-1-
The Pandora’s box of dynamite fishing was opened forty years ago on Apo Island, just a few miles off the coast of Negros Island. After only a few years of blasting, the delicate coral reef fringing the island was mostly reduced to a calcified rubble so that even today the sand on Apo’s beaches is made up of golf-tee sized bits of broken coral, worn smooth by the waves and resembling millions of tiny bones. It’s just another reminder of how far this island has progressed since then.
Jutting like a jagged, volcanic tooth out of the nearly 700-foot deep Tañon Strait, today Apo is home to about a thousand people—and nearly all of them are fishermen. I’m told that 25 years ago, the section of reef I snorkeled this afternoon was a barren underwater wasteland with flattened corals that offered no protection to the thousands of reef fish that depended on it for a home before the bombing began. It bore no resemblance to spectacular example of the ocean’s biodiversity it is today, home to even more species than Australia’s Great Barrier Reef.

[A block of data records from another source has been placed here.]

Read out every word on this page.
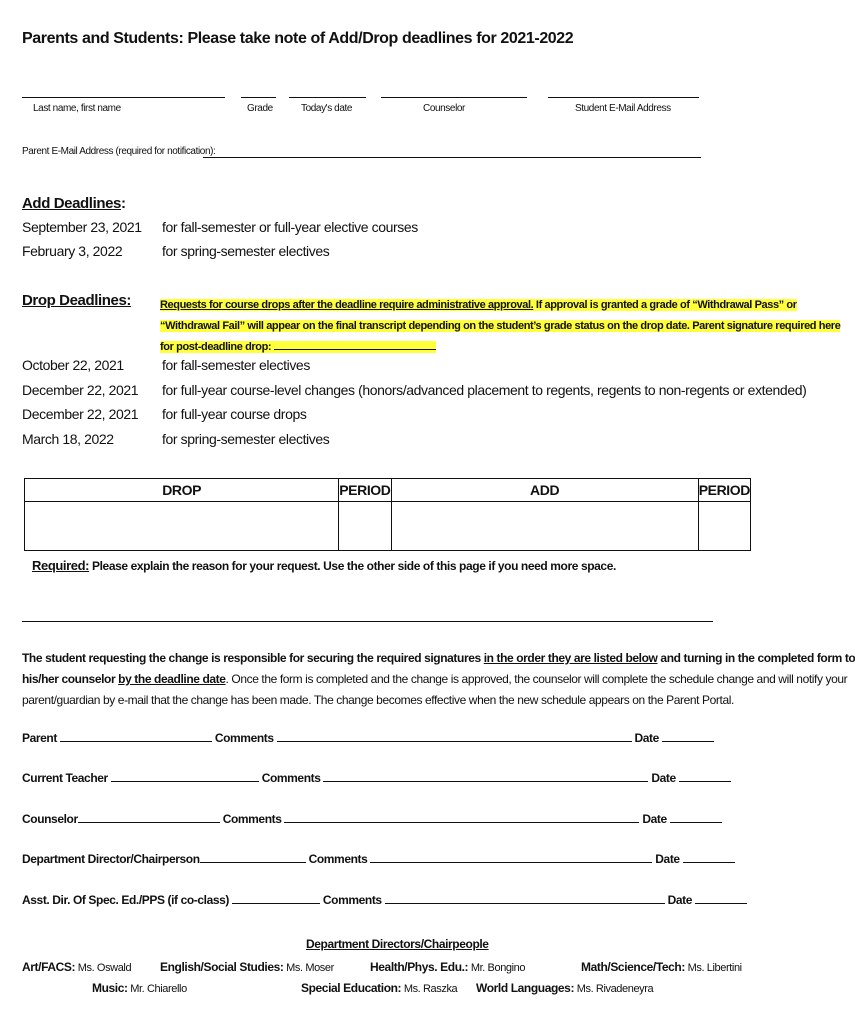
Parents and Students: Please take note of Add/Drop deadlines for 2021-2022
Last name, first name	Grade	Today's date	Counselor	Student E-Mail Address
Parent E-Mail Address (required for notification):
Add Deadlines:
September 23, 2021 for fall-semester or full-year elective courses
February 3, 2022	for spring-semester electives
Drop Deadlines:	Requests for course drops after the deadline require administrative approval. If approval is granted a grade of “Withdrawal Pass” or
“Withdrawal Fail” will appear on the final transcript depending on the student’s grade status on the drop date. Parent signature required here
for post-deadline drop:
October 22, 2021	for fall-semester electives
December 22, 2021 for full-year course-level changes (honors/advanced placement to regents, regents to non-regents or extended)
December 22, 2021 for full-year course drops
March 18, 2022	for spring-semester electives
DROP	PERIOD	ADD	PERIOD

Required: Please explain the reason for your request. Use the other side of this page if you need more space.
The student requesting the change is responsible for securing the required signatures in the order they are listed below and turning in the completed form to
his/her counselor by the deadline date. Once the form is completed and the change is approved, the counselor will complete the schedule change and will notify your
parent/guardian by e-mail that the change has been made. The change becomes effective when the new schedule appears on the Parent Portal.
Parent	Comments	Date
Current Teacher	Comments	Date
Counselor	Comments	Date
Department Director/Chairperson	Comments	Date
Asst. Dir. Of Spec. Ed./PPS (if co-class)	Comments	Date
Department Directors/Chairpeople
Art/FACS: Ms. Oswald English/Social Studies: Ms. Moser	Health/Phys. Edu.: Mr. Bongino	Math/Science/Tech: Ms. Libertini
Music: Mr. Chiarello	Special Education: Ms. Raszka World Languages: Ms. Rivadeneyra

Apo’s recovery wasn’t an accident. The marine biologists from Silliman University’s Marine Lab in nearby Dumaguete had witnessed first-hand the devastation brought by dynamite fishing in the nearby communities on the coast, but for years had struggled to find a solution to reverse this worsening problem. Even though it is illegal to use dynamite for fishing, government attempts to reduce the demolition of the country’s fragile reefs have had difficulty. But in 1982, a few pioneering scientists led by Dr. Angel Alcala from the Marine Lab approached the Apo Island community with the idea of creating a marine sanctuary there. Apo’s fishermen were catching fewer and fewer fish to feed their families and most of them realized they needed help. Also, the Marine Lab was looking for a case study for the new science of marine sanctuaries, and after all the flattened reef of the proposed sanctuary site wasn’t used anymore since the fish were already dead. The community leaders held a vote, and it was agreed to establish one of the first marine sanctuaries in the Philippines.
At the time, the idea of a community-based sanctuary was a new idea and it took some getting used to—most people had grown up fishing wherever they wanted to whenever they wanted. For the first few years after the buoys went up to mark the area off-limits to fishing nobody really cared—there weren’t any fish to catch there anyway. But after five years of no fishing, a small school of jacks (a tuna species) returned to Apo.
This was big news since the jacks were among the first species to disappear when the bombs started dropping on the reef in the years before. Even though the fish weren’t fully grown, everyone noticed that they chose the protection of the sanctuary area for their home. A few years later, after this newly-returned school of jacks had matured, they moved out of the marine sanctuary and used cobalt depths of Apo Island’s rocky Cogon Point as a feeding ground. The strong deep-sea currents brought a steady supply of small fish and marine animals for them to eat, and the fish grew rapidly from the steady supply of food. Cogon Point also happens to be the traditional fishing ground of the island’s fishermen—the sanctuary had begun to pay off already.
Today it’s been nearly 25 years since the establishment of Apo Island’s marine sanctuary. The small school of jacks that first arrived has multiplied into a shimmering wall of about 1,000. The adult fish return to the marine sanctuary each year to spawn and the juveniles still grow there until they’re large enough to move out into the open water. It’s like a living savings account that the island’s fishermen draw the interest from each year for a sustainable livelihood. Depleted populations of green and hawksbill sea turtles are rebounding thanks to an innovative turtle breeding program that pays islanders a bounty of about protect the turtle eggs laid on the island’s beaches rather than dig the eggs up and sell them as an edible delicacy for just pennies. Rare species such as thresher sharks, bumphead parrotfish and Napoleon wrasse have also returned as the health of the ecosystem improves year after year.